It may not seem like it after a stressful meeting with an overly critical bride, or on a day when half your team calls in sick, but according to new research out of the United Kingdom, florists are among the happiest people in their profession — by a long shot.
According to a new book by UK economist and behavioral scientist Paul Dolan, UK “gardeners and florists… are nearly twice as happy as people in more prestigious, better paid jobs.” See how this shop keeps its employees happy.
“Gardeners and florists are the happiest of all the professions [in the U.K.] and nearly twice as happy as people in more prestigious and better paid jobs, says a new book by a UK economist and behavioral scientist Professor Paul Dolan,” according to a May 15 story in The Sydney Morning Herald. “Nearly nine out of 10 florists and gardeners say they are happy, he writes in his book, ‘Happiness by Design.’”
Dolan found that the happiest professions included:
- Florists and gardeners, 87 percent of those surveyed said they are happy.
- Hairdressers and beauticians, 79
- Plumbers, 76
At the other end of the spectrum, people working in the following professions expressed the lowest level of happiness:
- HR and personnel staff, 54
- IT and telecommunications workers, 48
- Bankers, 44.
Doctors and dentists (65 percent) and lawyers (64 percent) fell somewhere in the middle.

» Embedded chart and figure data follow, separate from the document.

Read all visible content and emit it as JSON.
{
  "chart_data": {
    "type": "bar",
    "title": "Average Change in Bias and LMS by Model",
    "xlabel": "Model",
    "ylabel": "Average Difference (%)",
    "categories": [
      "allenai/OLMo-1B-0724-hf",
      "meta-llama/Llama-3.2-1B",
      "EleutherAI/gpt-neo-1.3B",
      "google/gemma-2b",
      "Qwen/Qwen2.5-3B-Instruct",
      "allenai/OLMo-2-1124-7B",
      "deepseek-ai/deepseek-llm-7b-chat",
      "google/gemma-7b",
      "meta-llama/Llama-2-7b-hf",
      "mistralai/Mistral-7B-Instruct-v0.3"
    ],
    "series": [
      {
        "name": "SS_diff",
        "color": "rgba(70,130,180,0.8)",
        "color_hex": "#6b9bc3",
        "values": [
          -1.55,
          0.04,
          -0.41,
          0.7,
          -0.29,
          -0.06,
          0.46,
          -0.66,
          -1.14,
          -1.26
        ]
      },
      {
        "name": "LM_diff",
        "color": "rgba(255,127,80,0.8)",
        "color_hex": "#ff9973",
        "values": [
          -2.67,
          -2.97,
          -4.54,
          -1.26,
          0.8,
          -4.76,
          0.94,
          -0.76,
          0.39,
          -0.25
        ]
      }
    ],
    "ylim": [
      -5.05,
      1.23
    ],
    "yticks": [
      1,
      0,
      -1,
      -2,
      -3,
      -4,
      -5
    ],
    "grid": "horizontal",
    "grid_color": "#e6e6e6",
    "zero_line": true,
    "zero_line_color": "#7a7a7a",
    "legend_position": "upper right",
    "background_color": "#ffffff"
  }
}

Why the difference? For now Dolan, of the London School of Economics and Political Science, isn’t sure, but he speculated that many people pick their professions based on status or the expectation of a high salary, which can lead to an unfulfilling work life.

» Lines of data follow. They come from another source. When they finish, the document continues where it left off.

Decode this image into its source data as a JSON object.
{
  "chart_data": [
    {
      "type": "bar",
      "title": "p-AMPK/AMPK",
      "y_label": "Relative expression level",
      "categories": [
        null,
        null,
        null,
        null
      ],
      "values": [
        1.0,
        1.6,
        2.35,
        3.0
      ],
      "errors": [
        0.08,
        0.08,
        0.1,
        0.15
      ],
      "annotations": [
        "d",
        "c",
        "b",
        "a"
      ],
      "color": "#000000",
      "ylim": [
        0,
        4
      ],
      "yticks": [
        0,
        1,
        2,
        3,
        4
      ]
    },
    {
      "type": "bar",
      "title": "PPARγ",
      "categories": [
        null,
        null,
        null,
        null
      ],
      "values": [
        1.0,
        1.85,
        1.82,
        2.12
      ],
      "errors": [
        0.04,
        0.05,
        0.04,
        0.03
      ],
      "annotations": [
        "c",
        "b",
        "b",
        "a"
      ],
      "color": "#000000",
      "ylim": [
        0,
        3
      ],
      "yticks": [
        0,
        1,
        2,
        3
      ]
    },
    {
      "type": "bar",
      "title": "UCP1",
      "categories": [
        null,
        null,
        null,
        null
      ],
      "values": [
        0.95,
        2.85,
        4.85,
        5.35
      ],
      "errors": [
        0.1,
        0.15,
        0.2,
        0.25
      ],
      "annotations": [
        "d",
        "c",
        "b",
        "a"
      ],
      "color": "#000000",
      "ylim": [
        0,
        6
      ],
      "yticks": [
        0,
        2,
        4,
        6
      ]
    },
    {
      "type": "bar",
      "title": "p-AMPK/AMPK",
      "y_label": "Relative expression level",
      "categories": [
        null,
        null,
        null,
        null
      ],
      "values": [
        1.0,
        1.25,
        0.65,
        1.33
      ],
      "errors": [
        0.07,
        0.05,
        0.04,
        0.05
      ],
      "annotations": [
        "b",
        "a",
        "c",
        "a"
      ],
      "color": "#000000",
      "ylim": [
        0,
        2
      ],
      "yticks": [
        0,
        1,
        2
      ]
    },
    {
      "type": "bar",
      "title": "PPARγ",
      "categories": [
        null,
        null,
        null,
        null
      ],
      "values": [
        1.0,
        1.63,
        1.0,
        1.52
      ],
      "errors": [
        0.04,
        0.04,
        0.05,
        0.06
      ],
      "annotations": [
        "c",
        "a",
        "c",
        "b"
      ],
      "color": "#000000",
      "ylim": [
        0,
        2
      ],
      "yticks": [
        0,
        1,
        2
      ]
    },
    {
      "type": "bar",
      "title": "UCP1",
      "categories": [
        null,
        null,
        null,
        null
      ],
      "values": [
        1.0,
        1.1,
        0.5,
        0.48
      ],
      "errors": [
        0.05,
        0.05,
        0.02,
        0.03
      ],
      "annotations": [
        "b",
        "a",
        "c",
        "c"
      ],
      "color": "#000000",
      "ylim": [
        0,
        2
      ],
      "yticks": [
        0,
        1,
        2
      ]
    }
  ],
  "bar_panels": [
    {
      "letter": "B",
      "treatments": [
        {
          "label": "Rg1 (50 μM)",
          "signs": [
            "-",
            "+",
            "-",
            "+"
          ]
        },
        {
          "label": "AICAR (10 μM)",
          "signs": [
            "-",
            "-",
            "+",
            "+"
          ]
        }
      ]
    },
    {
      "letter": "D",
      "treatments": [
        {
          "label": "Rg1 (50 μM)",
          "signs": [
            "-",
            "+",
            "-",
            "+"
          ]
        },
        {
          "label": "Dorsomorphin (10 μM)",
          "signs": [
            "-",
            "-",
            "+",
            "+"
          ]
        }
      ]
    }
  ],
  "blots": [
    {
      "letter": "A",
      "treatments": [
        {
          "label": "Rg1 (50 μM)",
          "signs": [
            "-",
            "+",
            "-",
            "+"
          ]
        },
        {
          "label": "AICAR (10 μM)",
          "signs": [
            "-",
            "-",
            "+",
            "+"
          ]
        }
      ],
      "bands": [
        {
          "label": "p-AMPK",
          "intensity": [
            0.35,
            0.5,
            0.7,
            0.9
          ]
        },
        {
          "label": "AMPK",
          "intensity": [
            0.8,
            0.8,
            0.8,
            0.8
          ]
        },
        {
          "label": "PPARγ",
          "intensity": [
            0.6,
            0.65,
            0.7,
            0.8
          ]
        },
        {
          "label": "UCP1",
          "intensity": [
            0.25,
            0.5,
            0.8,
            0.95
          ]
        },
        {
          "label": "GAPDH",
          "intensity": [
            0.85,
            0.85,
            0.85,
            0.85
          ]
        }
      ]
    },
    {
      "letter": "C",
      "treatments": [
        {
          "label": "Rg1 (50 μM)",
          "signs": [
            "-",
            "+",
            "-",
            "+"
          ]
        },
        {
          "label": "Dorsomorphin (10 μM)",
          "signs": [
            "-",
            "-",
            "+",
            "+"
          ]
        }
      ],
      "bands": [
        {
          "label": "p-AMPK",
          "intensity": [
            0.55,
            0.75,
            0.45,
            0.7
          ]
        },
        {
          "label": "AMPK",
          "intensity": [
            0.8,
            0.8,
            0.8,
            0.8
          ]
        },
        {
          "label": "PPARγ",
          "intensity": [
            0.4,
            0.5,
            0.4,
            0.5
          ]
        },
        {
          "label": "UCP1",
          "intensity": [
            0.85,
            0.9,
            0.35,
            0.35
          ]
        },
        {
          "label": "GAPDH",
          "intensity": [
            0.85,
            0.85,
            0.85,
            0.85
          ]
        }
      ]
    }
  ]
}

His research also hints at ways to ensure your employees are feeling the love and happiness of your profession, too: Be the kind of boss you’d want to work for, offer the best pay and benefits you can and provide praise and specific feedback on daily tasks.
“We do know people are happier with their lives over time if they are satisfied with aspects of their jobs like their boss, pay and daily tasks, which suggests it is most important that the job is a good fit for the individual type rather than the type of job per se,” Dolan writes.
While Dolan did not mention the positive influence flowers and plants can have on people’s daily lives — and florists and their teams can’t help but benefit from as they go about their workday — that’s a phenomenon SAF has tracked for years, with the help of major research institutions.
In fact, a 2003 study conducted at Texas A&M University found that “problem-solving skills, idea generation and creative performance improve substantially in workplace environments that include flowers and plants,” among many other positive effects.